According to the new Safety In Numbers newsletter from the National Highway Traffic Safety Administration, at any given daylight moment across America, about 660,000 drivers are using cell phones or manipulating electronic devices behind the wheel. With that many people texting or talking while driving, 3,300 people were killed in distraction-related crashes in 2011 and another 387,000 were injured.
Distracted driving is a deadly epidemic on our nation's roadways.
Because of the dangers electronic device distraction poses to everyone on our roads--drivers, passengers, bicyclists, and pedestrians--I am devoting the next two week on the Fast Lane to a variety of compelling voices.
Yet in NHTSA's 2012 National Survey of Distracted Driving Attitudes and Behaviors, almost half of drivers said they answer an incoming call--and one in four drivers are willing to place a call--on all, most, or some trips. In fact, as NHTSA Administrator David Strickland said, “Many drivers do see distracted driving as risky when other drivers do it, but don't recognize how their own driving deteriorates.”

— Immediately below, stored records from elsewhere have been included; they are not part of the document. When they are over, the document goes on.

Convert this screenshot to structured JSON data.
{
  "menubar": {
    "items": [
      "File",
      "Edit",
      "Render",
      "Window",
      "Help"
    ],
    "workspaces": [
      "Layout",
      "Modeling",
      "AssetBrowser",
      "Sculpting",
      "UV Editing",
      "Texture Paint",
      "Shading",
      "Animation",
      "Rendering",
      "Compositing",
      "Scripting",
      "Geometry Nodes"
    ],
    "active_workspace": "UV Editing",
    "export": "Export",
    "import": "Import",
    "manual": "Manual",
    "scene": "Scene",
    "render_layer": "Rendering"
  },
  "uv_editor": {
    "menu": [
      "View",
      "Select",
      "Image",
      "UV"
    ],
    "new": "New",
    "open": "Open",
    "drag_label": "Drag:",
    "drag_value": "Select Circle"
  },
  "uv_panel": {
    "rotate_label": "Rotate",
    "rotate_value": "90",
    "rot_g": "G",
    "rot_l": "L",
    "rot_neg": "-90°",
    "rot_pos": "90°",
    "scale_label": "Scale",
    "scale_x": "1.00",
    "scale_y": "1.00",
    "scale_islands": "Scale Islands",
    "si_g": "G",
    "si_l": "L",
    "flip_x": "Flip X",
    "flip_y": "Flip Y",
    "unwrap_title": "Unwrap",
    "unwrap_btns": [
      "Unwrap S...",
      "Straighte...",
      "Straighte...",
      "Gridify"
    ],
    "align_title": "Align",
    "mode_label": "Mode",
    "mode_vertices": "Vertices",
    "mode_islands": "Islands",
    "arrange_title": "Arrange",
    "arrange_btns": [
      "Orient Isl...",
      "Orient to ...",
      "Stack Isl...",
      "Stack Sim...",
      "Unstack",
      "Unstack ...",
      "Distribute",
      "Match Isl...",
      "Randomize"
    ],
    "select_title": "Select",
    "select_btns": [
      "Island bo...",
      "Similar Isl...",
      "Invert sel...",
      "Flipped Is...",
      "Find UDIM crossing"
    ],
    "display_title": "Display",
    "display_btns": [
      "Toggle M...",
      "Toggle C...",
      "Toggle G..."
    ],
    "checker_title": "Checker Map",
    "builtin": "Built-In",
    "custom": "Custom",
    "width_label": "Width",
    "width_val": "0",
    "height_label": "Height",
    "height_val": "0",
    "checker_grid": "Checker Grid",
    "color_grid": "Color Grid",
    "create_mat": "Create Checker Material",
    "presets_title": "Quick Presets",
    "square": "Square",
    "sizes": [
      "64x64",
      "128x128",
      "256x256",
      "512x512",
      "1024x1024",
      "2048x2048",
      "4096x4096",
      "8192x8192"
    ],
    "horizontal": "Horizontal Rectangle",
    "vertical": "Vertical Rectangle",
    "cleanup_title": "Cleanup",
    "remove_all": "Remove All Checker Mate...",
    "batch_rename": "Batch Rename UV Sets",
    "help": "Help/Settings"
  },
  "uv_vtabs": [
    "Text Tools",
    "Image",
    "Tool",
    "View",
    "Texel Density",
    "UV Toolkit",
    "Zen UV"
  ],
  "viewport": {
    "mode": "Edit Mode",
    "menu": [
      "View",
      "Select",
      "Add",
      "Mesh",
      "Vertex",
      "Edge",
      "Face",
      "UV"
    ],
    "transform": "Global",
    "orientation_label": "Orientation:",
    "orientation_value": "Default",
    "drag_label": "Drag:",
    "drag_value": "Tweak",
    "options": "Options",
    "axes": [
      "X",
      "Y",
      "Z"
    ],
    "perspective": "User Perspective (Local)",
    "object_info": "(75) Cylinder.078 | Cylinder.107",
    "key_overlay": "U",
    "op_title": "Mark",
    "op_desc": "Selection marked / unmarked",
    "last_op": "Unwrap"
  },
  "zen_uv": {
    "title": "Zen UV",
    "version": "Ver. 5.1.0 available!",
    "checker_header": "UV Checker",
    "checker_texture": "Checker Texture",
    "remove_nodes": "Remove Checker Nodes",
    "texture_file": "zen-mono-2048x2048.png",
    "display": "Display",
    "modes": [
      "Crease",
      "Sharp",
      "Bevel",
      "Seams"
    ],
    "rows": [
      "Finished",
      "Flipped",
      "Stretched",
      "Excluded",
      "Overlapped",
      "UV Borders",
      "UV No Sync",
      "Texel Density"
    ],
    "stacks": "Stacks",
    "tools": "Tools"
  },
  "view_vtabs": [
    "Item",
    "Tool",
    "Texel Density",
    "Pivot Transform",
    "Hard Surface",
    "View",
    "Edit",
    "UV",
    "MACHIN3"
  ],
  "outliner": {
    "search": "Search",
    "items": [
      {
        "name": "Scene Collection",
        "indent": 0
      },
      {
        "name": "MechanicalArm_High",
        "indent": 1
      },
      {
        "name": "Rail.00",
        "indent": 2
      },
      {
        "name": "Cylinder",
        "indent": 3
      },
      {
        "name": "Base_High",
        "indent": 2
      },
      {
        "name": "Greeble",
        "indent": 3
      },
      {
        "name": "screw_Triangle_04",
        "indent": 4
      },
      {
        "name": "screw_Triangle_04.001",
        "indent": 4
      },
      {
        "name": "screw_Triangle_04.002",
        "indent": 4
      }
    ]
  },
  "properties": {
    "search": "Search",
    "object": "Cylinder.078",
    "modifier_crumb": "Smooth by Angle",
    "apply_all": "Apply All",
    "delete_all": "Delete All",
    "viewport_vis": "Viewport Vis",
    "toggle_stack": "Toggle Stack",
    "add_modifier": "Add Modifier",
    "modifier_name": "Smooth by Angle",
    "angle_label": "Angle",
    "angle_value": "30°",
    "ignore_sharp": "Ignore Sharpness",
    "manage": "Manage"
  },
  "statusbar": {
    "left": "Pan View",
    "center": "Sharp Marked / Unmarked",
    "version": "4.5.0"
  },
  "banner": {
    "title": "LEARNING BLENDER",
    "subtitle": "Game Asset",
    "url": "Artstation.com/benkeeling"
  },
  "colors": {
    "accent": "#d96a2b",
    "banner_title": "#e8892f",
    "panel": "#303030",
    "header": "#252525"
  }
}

We all think we're the exception. We think, "It's dangerous for others, but I can handle texting or talking on a handheld cell phone without jeopardizing my safety or the safety of others."
There is no way to text and drive safely. And when we're wrong about distracted driving, the consequences are tragic and permanent.
Distracted driving exacts a tremendous cost from a wide range of people--victims who have survived a crash; parents who have lost children and children who have lost parents or siblings; wives, husbands, and friends who have lost loved ones; law enforcement officers who are first on the scene at horrific crashes.